Be ever sweet, tradition of true hearts,
Farewell, Life! My senses swim–
We speak our vows before the world departs.
as love’s bright torch burns low and dim.
Is there a bitter pang for love removed?
It was not in the winter chill,
A wound too deep, a fate unmoved,
but autumn’s hush that broke my will.
Love, dearest lady, such as I would speak,
beyond the dusk of doubt and fear.
my dear, let us dare to leap,
My heart is sick with longing, torn—
O lady, leave thy silken thread,
for love is not in white lace adorned
but where bleeding hearts have dyed it red.
Sigh on, sad heart, for love’s eclipse,
She’s up and gone, the graceless girl,
as sorrow’s cup my spirit sips.
her laughter lost in time’s cruel twirly-whirl.

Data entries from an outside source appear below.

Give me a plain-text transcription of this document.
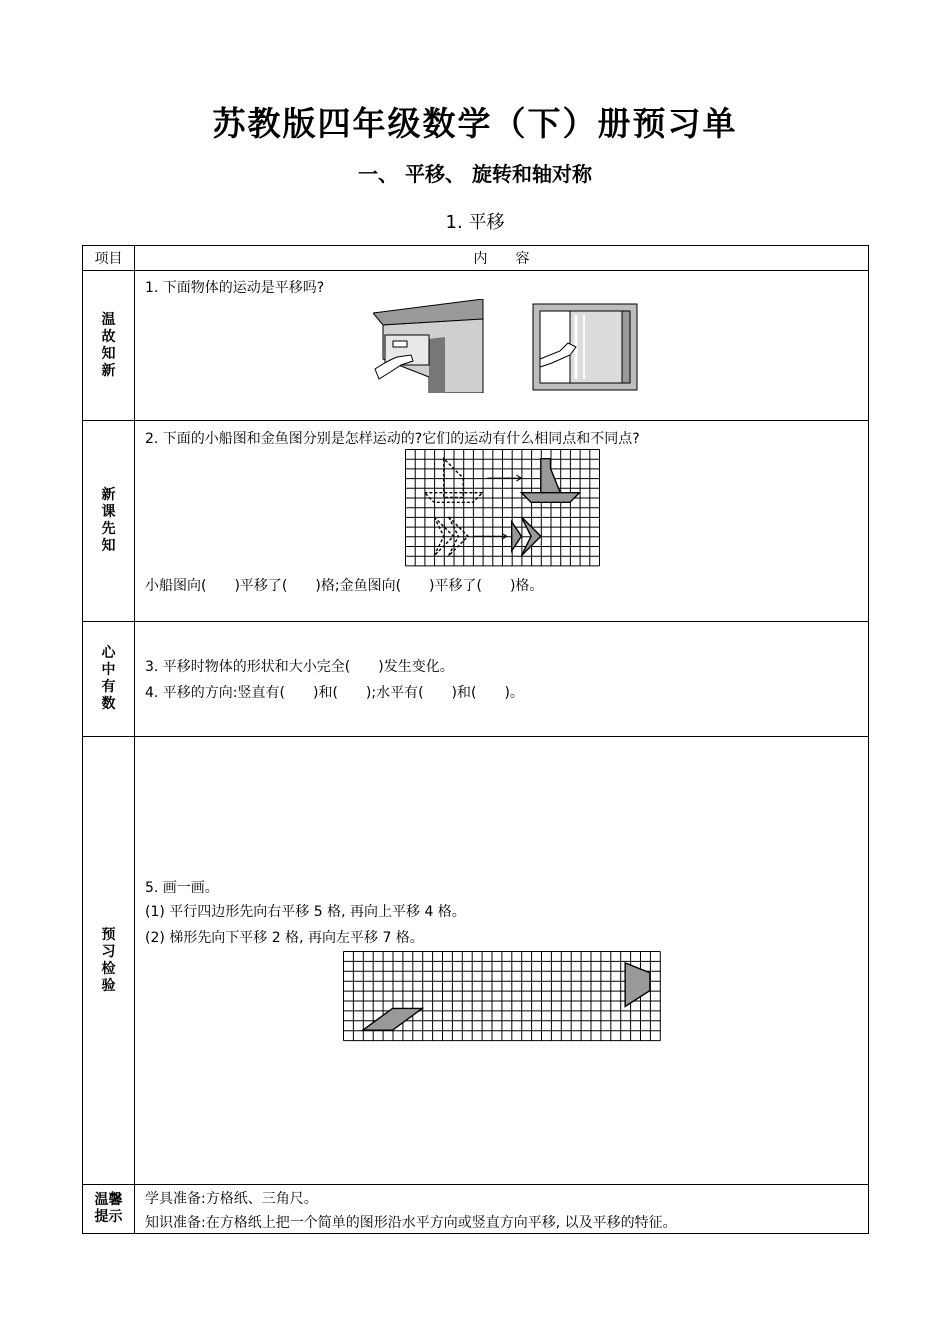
苏教版四年级数学（下）册预习单
一、 平移、 旋转和轴对称
1. 平移
项目	内　　容
温故知新	1. 下面物体的运动是平移吗?

新课先知	2. 下面的小船图和金鱼图分别是怎样运动的?它们的运动有什么相同点和不同点?
小船图向(　　)平移了(　　)格;金鱼图向(　　)平移了(　　)格。

心中有数	3. 平移时物体的形状和大小完全(　　)发生变化。
4. 平移的方向:竖直有(　　)和(　　);水平有(　　)和(　　)。

预习检验	5. 画一画。
(1) 平行四边形先向右平移 5 格, 再向上平移 4 格。
(2) 梯形先向下平移 2 格, 再向左平移 7 格。

温馨提示	学具准备:方格纸、三角尺。
知识准备:在方格纸上把一个简单的图形沿水平方向或竖直方向平移, 以及平移的特征。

Yet spring, it is cheery still,
as hope remains in memory.
and though the frost may bite the hill,
still glides the gentle stream on, free,
There is dew for the flower, a balm for pain,
The stars’ tears are with the voyager,
a chance for love to bloom again.
though distant lands may steal his cheer.
A lake and a fairy boat may glide,
Welcome, dear heart, a most kind morrow,
where dreams and longing still abide.
let dawn unweave the threads of sorrow.
A parental ode, a retrospective review,
Through allegory: a moral vehicle to the noble,
recalls lost joys, both old and new.
I learned that love, though frail, is global.
Me, In anticipation of holidays, bright,
for golden love once called divine.
yet shadowed still by death’s dark blight.
Fair faithless faithless, poets pine—
Yet gold!—no treasure, bright or fair,
like flowers that wither in time’s keep,
can warm the heart in love’s despair.
False poets and true, both sing and weep,
I love thee, I remember, yet
A hymn to the sun is a plea to stay,
and the past is dust where dreams are set.
And night must steal the light away.
In a lyrical land where ink rivers run,
on seeing my two children sleeping,
as I roamed lost, my kingdom undone.
The sight brought back times of tender keeping.